Complex carbohydrates consumed cannot be absorbed into the small intestine in their original form. First, they must be hydrolyzed to a monosaccharide form such as glucose or galactose. These monosaccharides are then transported across the intestinal membrane and into the blood via transcellular transport. The intestinal epithelial cells allow the movement of these monosaccharides with a defined 'entry' through membrane transporter proteins present on their apical membrane and 'exit' via the basolateral membrane proteins.

The classical pathway for this absorption across the intestinal membrane is mediated by a symporter, sodium-glucose linked transporter 1 (SGLT1). SGLT1 is present on the apical membrane of intestinal epithelial cells and couples the transport sodium ions and the monosaccharides l(glucose or galactose) into the cell.

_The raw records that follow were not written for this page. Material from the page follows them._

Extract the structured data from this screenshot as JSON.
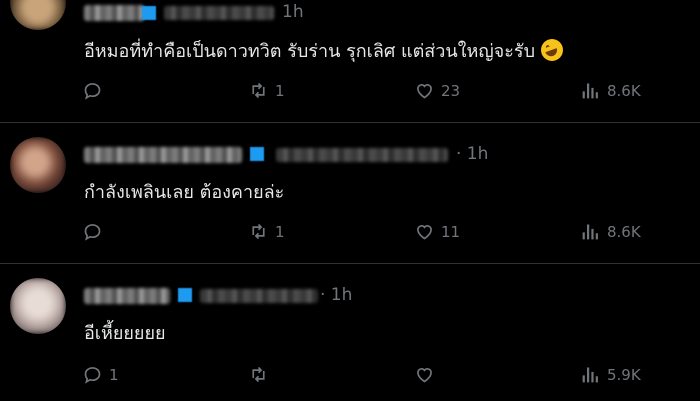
{
  "tweets": [
    {
      "time": "1h",
      "text": "อีหมอที่ทำคือเป็นดาวทวิต รับร่าน รุกเลิศ แต่ส่วนใหญ่จะรับ",
      "reply_count": "",
      "retweet_count": "1",
      "like_count": "23",
      "view_count": "8.6K",
      "emoji": "rolling-on-floor-laughing"
    },
    {
      "time": "· 1h",
      "text": "กำลังเพลินเลย ต้องคายล่ะ",
      "reply_count": "",
      "retweet_count": "1",
      "like_count": "11",
      "view_count": "8.6K"
    },
    {
      "time": "· 1h",
      "text": "อีเหี้ยยยยย",
      "reply_count": "1",
      "retweet_count": "",
      "like_count": "",
      "view_count": "5.9K"
    }
  ],
  "icons": {
    "reply": "reply-icon",
    "retweet": "retweet-icon",
    "like": "heart-icon",
    "views": "views-icon"
  },
  "colors": {
    "background": "#000000",
    "text": "#e7e9ea",
    "muted": "#71767b",
    "verified": "#1d9bf0",
    "divider": "#2f3336"
  }
}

The absorption of glucose in the small intestinal epithelium is electrogenic, depending on the membrane potential of the intestinal epithelial cells that regulate the activity of SGLT1. The maintenance of membrane potential depends on the activities of the channels and transporters. In the small intestine's epithelial cells, the potassium channels provide the driving force required for sodium-dependent uptake of glucose into the intestinal epithelial cells. The glucose uptake is further driven by the sodium transmembrane gradient and membrane potential maintained by the sodium-potassium pump. Thus, the sodium-potassium pump and potassium channel play a vital role in the glucose movement into the cell. The accumulated glucose is transported via GLUT2 transporter protein on the basolateral membrane.

Metabolic disorders like diabetes show increased expression of SGLT1, contributing to increased glucose absorption in the small intestine. Therefore, reducing the SGLT1-mediated transport of glucose appears to be one of the therapeutic targets for diabetes treatment.